A new geology study recently published online in Geology led by Sarah Feakins, assistant professor of earth sciences in USC Dornsife, raises questions about the environment in which our ancestors took shape and developed bipedalism.
ByRobert Perkins

What came first: the bipedal human ancestor or the grassland encroaching on the forest?

A new analysis of vegetation change in the cradle of humanity over the past 12 million years is challenging long-held beliefs about the world in which our ancestors took shape — and, by extension, the impact it had on them.

The research combined sediment core studies of the waxy molecules from plant leaves with pollen analysis, yielding data of unprecedented scope and detail on what types of vegetation dominated the landscape surrounding the African Rift Valley, including present-day Kenya, Somalia and Ethiopia, where early hominin fossils trace the history of human evolution.

“It is the combination of molecular and pollen evidence that allows us to say just how long we’ve seen Serengeti-type open grasslands,” said Sarah Feakins, assistant professor of earth sciences in USC Dornsife and lead author of the study, published online in Geology on Jan. 17.

Feakins worked with USC Dornsife graduate student Hannah Liddy and undergraduate Alexa Sieracki; Naomi Levin of Johns Hopkins University; Timothy Eglinton of the Eidgenössische Technische Hochschule and Raymonde Bonnefille of the Université d’Aix-Marseille.

The role that the environment played in the evolution of hominins — the tribe of human and ape ancestors whose family tree split from the ancestors of chimpanzees and bonobos about 6 million years ago — has been the subject of a century-long debate.

Among other things, one theory dating back to 1925 posits that early human ancestors developed bipedalism as a response to savannas encroaching on shrinking forests in northeast Africa. With fewer trees to swing from, human ancestors began walking to get around.

While the shift to bipedalism appears to have occurred somewhere between 6 and 4 million years ago, Feakins’ study finds that thick rainforests had already disappeared by that point — replaced by grasslands and seasonally dry forests some time before 12 million years ago.
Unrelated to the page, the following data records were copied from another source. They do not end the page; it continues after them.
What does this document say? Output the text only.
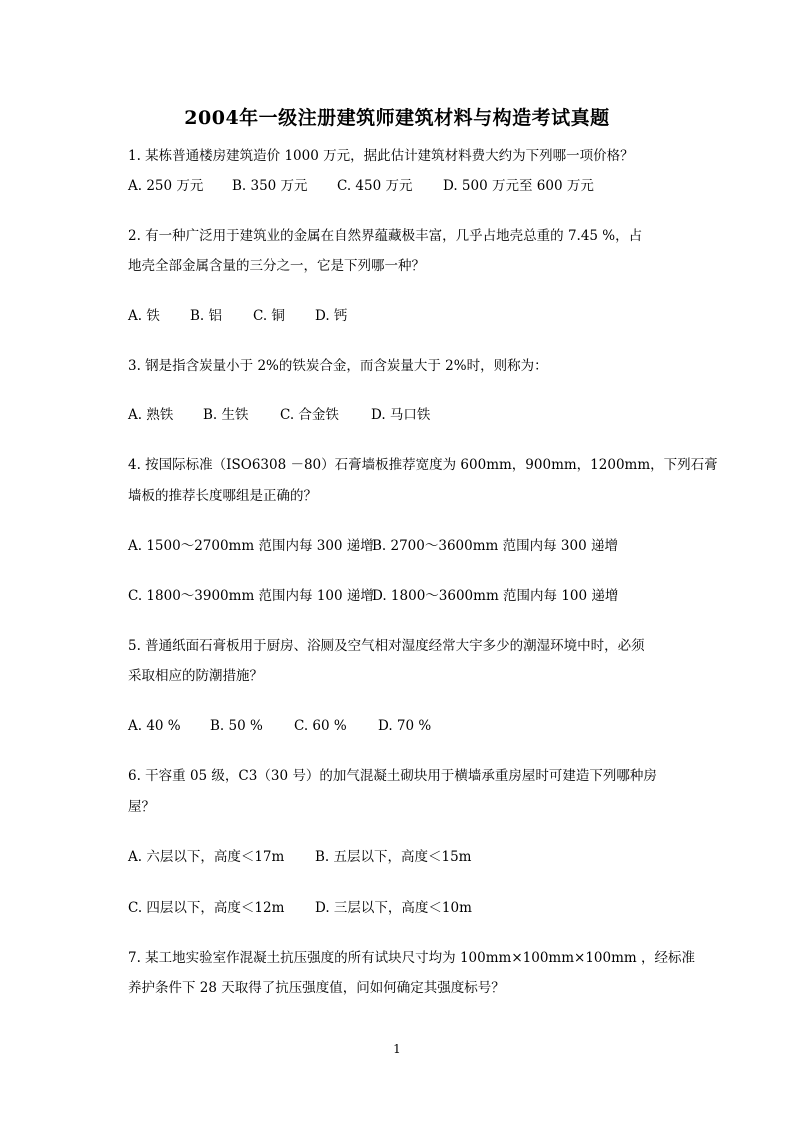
2004年一级注册建筑师建筑材料与构造考试真题
1. 某栋普通楼房建筑造价 1000 万元，据此估计建筑材料费大约为下列哪一项价格？
A. 250 万元 B. 350 万元 C. 450 万元 D. 500 万元至 600 万元
2. 有一种广泛用于建筑业的金属在自然界蕴藏极丰富，几乎占地壳总重的 7.45 %，占
地壳全部金属含量的三分之一，它是下列哪一种？
A. 铁 B. 铝 C. 铜 D. 钙
3. 钢是指含炭量小于 2%的铁炭合金，而含炭量大于 2%时，则称为：
A. 熟铁 B. 生铁 C. 合金铁 D. 马口铁
4. 按国际标准（ISO6308 －80）石膏墙板推荐宽度为 600mm，900mm，1200mm，下列石膏
墙板的推荐长度哪组是正确的？
A. 1500～2700mm 范围内每 300 递增B. 2700～3600mm 范围内每 300 递增
C. 1800～3900mm 范围内每 100 递增D. 1800～3600mm 范围内每 100 递增
5. 普通纸面石膏板用于厨房、浴厕及空气相对湿度经常大宇多少的潮湿环境中时，必须
采取相应的防潮措施？
A. 40 % B. 50 % C. 60 % D. 70 %
6. 干容重 05 级，C3（30 号）的加气混凝土砌块用于横墙承重房屋时可建造下列哪种房
屋？
A. 六层以下，高度＜17m B. 五层以下，高度＜15m
C. 四层以下，高度＜12m D. 三层以下，高度＜10m
7. 某工地实验室作混凝土抗压强度的所有试块尺寸均为 100mm×100mm×100mm ，经标准
养护条件下 28 天取得了抗压强度值，问如何确定其强度标号？
1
In addition, the tropical C4-type grasses and shrubs of the modern African savanna began to dominate the landscape earlier than thought, replacing C3-type grasses that were better suited to a wetter environment. (The classification of C4 versus C3 refers to the manner of photosynthesis each type of plant utilizes.)

While earlier studies on vegetation change during this period relied on the analysis of individual sites throughout the Rift Valley — offering narrow snapshots — Feakins took a look at the whole picture by using a sediment core taken in the Gulf of Aden, where winds funnel and deposit sediment from the entire region. She then cross-referenced her findings with Levin, who compiled data from ancient soil samples collected throughout eastern Africa.
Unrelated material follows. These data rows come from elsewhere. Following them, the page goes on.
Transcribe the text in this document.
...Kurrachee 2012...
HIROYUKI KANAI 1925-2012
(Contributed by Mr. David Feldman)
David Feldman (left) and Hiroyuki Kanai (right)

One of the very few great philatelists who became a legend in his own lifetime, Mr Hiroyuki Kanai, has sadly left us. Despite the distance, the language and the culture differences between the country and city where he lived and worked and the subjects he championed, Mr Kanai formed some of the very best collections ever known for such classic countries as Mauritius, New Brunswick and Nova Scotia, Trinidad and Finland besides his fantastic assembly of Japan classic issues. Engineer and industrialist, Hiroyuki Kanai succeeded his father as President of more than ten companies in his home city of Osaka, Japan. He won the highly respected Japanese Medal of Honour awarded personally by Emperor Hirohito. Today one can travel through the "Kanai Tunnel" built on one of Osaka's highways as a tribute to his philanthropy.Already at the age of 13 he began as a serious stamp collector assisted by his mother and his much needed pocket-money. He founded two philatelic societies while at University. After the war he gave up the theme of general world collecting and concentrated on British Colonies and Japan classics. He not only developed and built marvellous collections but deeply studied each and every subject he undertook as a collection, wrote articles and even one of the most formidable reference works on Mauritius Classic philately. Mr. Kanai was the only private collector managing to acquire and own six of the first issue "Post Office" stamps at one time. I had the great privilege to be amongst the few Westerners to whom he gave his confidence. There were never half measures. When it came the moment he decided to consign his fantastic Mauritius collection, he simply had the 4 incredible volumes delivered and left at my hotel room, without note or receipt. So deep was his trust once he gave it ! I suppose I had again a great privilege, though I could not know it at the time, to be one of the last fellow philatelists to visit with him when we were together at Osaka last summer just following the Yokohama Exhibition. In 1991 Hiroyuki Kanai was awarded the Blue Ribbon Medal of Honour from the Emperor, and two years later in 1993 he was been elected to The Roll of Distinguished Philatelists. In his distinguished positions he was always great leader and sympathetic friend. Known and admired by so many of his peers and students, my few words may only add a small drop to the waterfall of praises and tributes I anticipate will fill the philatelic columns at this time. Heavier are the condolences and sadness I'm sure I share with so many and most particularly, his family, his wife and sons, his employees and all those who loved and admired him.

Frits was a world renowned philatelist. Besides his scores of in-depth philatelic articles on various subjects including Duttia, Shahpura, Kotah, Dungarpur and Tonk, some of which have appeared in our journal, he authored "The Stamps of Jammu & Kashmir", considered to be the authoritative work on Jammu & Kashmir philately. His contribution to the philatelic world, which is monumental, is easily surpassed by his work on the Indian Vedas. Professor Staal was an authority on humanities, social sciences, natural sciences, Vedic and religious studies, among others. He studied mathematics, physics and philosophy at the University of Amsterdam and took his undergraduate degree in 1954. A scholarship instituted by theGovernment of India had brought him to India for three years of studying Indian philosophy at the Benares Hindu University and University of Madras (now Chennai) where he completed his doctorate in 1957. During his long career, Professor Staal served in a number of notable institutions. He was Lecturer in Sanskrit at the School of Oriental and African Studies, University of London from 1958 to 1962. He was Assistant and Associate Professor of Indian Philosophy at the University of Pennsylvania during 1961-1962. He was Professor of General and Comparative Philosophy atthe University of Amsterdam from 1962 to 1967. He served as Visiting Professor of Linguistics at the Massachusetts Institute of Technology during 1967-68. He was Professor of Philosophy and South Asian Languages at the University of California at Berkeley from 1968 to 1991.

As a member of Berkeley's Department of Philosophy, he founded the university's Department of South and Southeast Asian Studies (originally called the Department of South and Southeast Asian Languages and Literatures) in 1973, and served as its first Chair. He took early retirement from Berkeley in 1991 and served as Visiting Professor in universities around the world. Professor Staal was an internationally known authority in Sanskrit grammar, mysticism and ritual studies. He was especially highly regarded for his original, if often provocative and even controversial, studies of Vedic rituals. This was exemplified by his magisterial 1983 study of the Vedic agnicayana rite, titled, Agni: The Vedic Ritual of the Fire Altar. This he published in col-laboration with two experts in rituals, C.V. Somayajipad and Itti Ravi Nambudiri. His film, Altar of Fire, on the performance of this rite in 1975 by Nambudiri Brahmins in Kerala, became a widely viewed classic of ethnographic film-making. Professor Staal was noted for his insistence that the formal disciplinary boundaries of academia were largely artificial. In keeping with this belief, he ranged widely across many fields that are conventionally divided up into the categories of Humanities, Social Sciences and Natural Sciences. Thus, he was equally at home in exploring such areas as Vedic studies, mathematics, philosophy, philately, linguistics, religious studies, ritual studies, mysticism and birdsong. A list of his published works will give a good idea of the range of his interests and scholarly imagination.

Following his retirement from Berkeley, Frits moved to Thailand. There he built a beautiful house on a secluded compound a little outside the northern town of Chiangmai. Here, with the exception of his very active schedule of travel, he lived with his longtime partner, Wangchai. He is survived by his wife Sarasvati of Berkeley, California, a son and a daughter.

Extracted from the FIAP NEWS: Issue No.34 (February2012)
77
“The combination of marine and terrestrial data enable us to link the environmental record at specific fossil sites to regional ecological and climate change,” Levin said.
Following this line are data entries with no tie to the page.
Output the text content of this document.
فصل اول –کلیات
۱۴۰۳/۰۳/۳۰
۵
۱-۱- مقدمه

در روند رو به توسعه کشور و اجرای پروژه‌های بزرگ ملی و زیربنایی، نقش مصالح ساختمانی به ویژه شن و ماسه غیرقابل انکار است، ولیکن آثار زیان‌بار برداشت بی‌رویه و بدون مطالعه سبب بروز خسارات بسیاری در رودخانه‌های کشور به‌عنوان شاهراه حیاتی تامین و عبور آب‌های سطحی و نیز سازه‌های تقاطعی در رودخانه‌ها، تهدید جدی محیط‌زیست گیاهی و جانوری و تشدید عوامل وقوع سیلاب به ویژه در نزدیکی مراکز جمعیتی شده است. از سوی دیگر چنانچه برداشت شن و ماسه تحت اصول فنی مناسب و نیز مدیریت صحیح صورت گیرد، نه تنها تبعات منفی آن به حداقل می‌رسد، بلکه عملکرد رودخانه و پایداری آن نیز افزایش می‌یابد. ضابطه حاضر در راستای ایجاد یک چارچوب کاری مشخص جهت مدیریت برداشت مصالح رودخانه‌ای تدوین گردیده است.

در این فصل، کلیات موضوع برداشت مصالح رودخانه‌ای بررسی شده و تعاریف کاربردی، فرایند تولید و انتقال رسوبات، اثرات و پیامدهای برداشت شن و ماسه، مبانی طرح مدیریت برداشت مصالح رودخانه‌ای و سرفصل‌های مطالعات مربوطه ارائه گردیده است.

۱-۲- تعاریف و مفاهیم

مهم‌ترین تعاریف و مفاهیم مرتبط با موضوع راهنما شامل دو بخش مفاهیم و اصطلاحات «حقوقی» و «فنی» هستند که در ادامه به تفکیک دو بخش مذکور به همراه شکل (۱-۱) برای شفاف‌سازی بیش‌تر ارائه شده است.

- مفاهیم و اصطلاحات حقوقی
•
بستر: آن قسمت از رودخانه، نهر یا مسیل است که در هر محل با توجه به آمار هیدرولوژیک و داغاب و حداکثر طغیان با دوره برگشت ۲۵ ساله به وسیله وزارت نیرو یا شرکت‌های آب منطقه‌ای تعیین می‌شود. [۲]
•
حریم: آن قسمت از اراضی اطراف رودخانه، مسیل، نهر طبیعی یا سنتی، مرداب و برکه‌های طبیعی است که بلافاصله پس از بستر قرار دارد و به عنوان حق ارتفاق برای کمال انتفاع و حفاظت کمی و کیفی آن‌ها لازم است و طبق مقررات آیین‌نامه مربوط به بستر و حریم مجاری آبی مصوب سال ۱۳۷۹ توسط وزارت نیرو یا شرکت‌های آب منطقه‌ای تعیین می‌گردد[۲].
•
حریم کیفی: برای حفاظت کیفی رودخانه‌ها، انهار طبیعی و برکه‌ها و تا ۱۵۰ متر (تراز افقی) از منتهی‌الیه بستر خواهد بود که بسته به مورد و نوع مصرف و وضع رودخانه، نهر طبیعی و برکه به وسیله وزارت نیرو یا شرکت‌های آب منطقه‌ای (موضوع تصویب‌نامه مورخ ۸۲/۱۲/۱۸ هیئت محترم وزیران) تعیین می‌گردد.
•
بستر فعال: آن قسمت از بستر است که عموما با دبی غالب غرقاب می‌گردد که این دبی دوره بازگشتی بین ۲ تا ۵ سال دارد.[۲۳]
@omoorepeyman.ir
In addition to informing scientists about the environment in which our ancestors took shape, Feakins’ study provides insights into the landscape that herbivores (horses, hippos and antelopes) grazed, as well as how plants across the landscape reacted to periods of global and regional environmental change.

“The types of grasses appear to be sensitive to global carbon dioxide levels,” said Liddy, who is currently working to refine the data pertaining to the Pliocene, to provide an even clearer picture of a period that experienced similar atmospheric carbon dioxide levels to present day.

“There might be lessons in here for the future viability of our C4-grain crops,” Feakins said.

Funding for the research was provided by the U.S. National Science Foundation HOMINID and from USC.